Often, I start my weekly column with a recollection of a long ago connection to the place or issue I am writing about. That is true again this week.
Crotched Mountain Rehabilitation Center opened in 1951. In the year or so prior, there was a local fund-raising campaign to support the generosity and vision of Harry Gregg who was the force behind building of the center. While one would think there would be unanimity of support, I recall conversations in my own home about how impractical it was to build a hospital on the top of a mountain. How would an ambulance get up the mountain during a blizzard? That was a question I remember being raised.
The concept of the rehabilitation center on Crotched Mountain in Greenfield was not easy for some to understand. In fact, the idea of a rehabilitation center was very new. It was a response by Harry Gregg and others to the need for helping disabled veterans who had returned home from World War II as well as victims of the onslaught of polio.
The funds were raised, the center built and for more than 60 years Crotched Mountain’s mission has evolved and grown to meet the rehabilitation and education needs of thousands of clients. Today, the center works with clients with brain injuries, and others with physical disabilities, as well as major mental and behavioral challenges.

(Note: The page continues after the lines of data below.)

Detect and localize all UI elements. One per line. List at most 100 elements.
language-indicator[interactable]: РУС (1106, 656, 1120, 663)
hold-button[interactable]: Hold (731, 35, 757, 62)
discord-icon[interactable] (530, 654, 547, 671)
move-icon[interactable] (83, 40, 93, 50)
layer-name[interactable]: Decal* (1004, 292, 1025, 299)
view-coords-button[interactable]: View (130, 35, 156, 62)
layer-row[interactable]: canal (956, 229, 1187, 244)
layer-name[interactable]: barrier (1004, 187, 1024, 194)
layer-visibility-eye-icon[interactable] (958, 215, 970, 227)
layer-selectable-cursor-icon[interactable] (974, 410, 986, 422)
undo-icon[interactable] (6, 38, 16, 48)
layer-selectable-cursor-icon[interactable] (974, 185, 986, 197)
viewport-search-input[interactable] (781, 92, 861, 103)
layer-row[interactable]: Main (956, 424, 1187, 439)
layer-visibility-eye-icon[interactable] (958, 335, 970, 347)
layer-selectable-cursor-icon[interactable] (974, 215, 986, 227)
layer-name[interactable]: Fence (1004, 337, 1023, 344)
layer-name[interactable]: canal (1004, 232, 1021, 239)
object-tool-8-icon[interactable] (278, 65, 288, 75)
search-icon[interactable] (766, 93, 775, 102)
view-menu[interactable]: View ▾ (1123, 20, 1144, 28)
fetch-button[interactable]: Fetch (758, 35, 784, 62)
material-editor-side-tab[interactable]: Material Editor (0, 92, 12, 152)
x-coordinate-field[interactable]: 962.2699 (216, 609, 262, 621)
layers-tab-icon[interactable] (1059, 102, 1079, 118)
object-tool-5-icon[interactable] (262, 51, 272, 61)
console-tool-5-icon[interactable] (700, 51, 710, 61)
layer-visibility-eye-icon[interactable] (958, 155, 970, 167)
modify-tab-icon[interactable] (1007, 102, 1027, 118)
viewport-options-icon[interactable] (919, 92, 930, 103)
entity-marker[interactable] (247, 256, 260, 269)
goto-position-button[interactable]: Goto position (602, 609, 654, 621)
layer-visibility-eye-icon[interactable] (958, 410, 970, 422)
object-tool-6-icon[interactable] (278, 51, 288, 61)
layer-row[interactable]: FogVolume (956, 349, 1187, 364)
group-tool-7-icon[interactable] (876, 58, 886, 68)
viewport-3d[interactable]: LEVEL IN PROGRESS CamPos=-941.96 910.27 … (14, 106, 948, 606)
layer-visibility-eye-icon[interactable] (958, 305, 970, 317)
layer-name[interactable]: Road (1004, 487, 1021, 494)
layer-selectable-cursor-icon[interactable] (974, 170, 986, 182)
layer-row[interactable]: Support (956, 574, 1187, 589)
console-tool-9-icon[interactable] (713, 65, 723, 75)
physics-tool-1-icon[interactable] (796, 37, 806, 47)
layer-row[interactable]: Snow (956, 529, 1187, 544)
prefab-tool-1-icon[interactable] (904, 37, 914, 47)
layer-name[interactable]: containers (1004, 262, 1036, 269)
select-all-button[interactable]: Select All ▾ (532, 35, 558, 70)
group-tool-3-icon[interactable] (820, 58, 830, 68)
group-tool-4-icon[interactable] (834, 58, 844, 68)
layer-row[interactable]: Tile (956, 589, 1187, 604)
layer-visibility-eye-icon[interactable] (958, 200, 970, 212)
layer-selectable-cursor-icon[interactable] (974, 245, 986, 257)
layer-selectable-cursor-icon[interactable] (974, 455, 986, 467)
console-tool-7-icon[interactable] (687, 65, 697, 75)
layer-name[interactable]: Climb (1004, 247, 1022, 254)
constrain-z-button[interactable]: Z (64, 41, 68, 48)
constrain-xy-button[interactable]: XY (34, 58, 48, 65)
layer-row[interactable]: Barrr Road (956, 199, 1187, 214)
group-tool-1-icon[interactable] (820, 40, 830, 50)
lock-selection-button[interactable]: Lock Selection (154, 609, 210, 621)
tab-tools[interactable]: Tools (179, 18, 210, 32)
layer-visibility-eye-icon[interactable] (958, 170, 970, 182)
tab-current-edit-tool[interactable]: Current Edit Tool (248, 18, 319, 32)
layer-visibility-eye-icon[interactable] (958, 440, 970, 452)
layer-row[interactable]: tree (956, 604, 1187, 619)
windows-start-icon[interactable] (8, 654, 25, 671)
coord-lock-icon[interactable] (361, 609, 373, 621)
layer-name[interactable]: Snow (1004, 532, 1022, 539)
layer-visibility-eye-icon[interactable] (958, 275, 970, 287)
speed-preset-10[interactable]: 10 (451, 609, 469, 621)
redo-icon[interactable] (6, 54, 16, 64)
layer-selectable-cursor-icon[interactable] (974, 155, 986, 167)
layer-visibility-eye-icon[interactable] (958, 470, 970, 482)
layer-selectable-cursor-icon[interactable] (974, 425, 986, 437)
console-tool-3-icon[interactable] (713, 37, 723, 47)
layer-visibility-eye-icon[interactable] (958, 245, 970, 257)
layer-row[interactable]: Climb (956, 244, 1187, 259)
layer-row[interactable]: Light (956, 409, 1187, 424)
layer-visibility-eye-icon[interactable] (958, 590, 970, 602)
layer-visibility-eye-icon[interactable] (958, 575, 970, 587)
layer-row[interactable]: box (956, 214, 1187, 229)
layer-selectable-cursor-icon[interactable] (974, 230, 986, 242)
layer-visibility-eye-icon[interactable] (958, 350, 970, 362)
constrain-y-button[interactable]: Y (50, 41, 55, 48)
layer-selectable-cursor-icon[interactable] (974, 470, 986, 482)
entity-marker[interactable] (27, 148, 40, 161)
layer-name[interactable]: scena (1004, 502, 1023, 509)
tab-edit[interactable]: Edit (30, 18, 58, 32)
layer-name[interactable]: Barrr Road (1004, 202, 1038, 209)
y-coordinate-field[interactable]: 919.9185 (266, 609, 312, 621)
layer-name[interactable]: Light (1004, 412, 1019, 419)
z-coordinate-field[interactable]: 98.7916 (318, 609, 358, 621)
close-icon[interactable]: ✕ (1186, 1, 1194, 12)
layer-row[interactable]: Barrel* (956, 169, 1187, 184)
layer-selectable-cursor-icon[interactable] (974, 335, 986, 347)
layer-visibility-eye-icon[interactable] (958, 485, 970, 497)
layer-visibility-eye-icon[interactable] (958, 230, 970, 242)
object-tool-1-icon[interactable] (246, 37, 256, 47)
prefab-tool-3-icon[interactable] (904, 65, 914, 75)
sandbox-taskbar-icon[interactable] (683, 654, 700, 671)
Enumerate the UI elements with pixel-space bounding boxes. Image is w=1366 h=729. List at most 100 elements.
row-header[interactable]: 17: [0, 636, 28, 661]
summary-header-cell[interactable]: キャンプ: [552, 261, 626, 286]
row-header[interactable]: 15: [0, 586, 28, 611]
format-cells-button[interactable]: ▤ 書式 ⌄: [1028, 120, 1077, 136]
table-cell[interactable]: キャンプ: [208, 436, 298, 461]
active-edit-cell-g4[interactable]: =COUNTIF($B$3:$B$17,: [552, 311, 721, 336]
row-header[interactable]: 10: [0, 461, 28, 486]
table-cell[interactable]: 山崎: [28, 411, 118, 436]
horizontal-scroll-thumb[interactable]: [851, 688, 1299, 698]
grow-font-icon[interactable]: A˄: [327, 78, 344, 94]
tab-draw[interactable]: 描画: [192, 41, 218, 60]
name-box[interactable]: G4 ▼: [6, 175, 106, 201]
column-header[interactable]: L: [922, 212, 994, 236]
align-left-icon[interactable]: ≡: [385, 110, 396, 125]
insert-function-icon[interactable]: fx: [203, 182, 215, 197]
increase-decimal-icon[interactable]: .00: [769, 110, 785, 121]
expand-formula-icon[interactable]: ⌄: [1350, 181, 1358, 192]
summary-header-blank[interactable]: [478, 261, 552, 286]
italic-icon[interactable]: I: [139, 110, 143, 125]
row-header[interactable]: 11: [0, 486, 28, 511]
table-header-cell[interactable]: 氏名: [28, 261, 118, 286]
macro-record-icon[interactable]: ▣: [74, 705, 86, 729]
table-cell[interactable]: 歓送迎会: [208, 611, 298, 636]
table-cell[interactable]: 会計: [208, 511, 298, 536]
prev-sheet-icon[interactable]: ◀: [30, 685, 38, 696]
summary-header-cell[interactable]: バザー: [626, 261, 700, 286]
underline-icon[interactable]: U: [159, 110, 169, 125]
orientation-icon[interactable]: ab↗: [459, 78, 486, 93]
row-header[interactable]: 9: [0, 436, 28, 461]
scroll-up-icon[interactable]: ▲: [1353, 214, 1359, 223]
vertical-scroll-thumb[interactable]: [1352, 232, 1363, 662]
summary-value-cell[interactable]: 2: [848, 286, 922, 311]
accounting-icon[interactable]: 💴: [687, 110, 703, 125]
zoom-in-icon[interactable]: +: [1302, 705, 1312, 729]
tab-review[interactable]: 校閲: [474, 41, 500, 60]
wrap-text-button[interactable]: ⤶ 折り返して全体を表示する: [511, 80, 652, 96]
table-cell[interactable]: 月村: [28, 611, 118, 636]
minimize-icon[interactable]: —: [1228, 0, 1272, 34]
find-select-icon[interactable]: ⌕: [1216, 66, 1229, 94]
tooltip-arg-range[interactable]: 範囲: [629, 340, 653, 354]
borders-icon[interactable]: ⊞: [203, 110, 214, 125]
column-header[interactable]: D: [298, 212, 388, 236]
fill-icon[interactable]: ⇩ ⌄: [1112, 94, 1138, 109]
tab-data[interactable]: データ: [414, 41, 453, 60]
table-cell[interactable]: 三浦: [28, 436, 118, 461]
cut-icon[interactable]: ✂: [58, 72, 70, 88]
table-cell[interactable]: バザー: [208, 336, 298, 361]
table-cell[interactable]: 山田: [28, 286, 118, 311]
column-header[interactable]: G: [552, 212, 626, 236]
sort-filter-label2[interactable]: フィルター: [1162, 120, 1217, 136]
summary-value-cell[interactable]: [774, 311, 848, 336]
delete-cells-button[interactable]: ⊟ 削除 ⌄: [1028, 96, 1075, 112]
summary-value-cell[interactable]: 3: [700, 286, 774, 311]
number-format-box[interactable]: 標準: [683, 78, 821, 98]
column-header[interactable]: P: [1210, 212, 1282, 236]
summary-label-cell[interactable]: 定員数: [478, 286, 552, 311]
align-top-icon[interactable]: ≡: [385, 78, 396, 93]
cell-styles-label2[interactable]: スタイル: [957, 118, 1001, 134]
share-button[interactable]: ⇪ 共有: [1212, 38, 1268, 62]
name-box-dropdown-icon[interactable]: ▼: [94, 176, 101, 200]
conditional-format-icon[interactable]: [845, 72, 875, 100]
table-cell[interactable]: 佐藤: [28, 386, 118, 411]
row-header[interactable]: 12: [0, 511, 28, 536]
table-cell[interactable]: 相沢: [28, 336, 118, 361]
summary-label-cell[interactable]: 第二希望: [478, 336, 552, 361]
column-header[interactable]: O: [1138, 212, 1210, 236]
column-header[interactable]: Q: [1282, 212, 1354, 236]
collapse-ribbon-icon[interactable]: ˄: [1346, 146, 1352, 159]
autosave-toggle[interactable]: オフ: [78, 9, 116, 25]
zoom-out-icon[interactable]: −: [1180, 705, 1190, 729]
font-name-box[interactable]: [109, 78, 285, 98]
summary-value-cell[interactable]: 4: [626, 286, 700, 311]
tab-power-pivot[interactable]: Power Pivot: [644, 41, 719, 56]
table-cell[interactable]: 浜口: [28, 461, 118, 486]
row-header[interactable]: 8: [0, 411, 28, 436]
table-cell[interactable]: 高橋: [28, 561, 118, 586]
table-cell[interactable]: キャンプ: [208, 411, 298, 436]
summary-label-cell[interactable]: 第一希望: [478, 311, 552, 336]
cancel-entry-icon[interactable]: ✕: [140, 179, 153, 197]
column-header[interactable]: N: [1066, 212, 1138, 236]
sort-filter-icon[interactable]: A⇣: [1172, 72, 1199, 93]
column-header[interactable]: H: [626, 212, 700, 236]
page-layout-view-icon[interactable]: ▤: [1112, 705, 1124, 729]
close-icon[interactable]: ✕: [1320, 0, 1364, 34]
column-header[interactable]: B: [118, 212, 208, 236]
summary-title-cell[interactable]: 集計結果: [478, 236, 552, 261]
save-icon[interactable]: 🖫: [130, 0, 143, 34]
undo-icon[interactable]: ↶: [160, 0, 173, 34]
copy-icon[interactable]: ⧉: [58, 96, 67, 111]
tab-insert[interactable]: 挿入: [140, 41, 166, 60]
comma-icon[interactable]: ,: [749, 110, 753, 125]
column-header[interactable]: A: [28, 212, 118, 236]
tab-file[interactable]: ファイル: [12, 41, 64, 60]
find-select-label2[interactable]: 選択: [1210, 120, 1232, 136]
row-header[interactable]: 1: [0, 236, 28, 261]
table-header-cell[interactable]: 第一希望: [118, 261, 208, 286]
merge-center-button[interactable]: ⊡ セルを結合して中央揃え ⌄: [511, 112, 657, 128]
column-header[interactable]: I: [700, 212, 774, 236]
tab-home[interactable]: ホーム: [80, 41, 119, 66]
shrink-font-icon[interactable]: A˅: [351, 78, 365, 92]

Don Shumway, the center’s president, took me on a three hour tour of the facility last week. The reason I wanted to learn more about the center is twofold: first, more than a third of the 800 employees live in the 8th senatorial district; second, more than 70 percent of Crotched Mountain’s annual budget comes from Medicaid, the state-federal partnership that pays for care when insurance and personal funds are exhausted. There are many significant public policy issues involved with funding institutions like Crotched Mountain that legislators need to understand.
There is too little space to take readers on the tour I had last week. But, here are a couple thoughts.
The school has 92 places and serves 30 New Hampshire school districts for placement of physically and behaviorally difficult students. It takes more than a one-to-one staff to child ratio to provide a safe environment and to be able to help children progress with their learning.
To an observer, the physical challenges of some students are very, very clear. The complexity and severity of the emotional and behavioral issues also become apparent quickly. It takes especially patient, compassionate and skilled teachers to work with these students.
On the hospital side, there are 62 beds. I saw volunteers and staff working with men and women who are wheelchair bound due to traumatic accidents. The profile of a client might be a young man injured in an automobile accident, likely in a coma for a time, and treated at one of our major medical centers, like Dartmouth Hitchcock Medical Center, for several weeks. Then he is transferred to Crotched Mountain for possibly six months.
The goal is to rebuild the capacity of the person to be ready to return to the community. The accident has been life changing; now the goal is to be able to live in a group or family setting after leaving Crotched Mountain. A class using clay was helping clients regain the use of their fingers and hands to manipulate the clay. Again, the skills and compassionate way of the staff, and volunteers, is remarkable.
To support the special physical needs of the hospital, there is a workshop where wheelchairs and other equipment are adjusted for unique needs of the clients. One has to be reminded that the needs of each person at Crotched Mountain are different and thus the equipment needs are different, too.
Some wheelchairs cost thousands of dollars. The center recycles chairs and in other cases has to reengineer or reupholster a chair to match the weight of different parts of the body to avoid pressure sores. To the visitor, of course, seeing the engineering shop helps to underline the complexity of the care provided.
The last area I visited was the wing for people who require a ventilator to breath. As I walked in, there was a woman who lives in my neighborhood. We chatted for a few minutes about who we knew, that she knew which house I lived in and about how she was doing. She is doing fine given the circumstances and is thankful that she is getting her strength and abilities back at a place like Crotched Mountain instead of a hospital.
Crotched Mountain fulfills its mission with a dedicated staff meeting the needs of children and adults with severe and complicated physical, emotional and behavioral issues. We are all thankful for that.
There are other benefits, too. One-third of the workforce at Crotched Mountain is funded by out-of-state dollars as the center takes in patients from other states. It is also less costly for government to have clients, such as those in the ventilator wing, treated at Crotched Mountain than at a large medical center. The savings can be as much as 70 percent. And some school districts have a way, at Crotched Mountain, to meet the required educational needs of some students that would not be possible in their schools.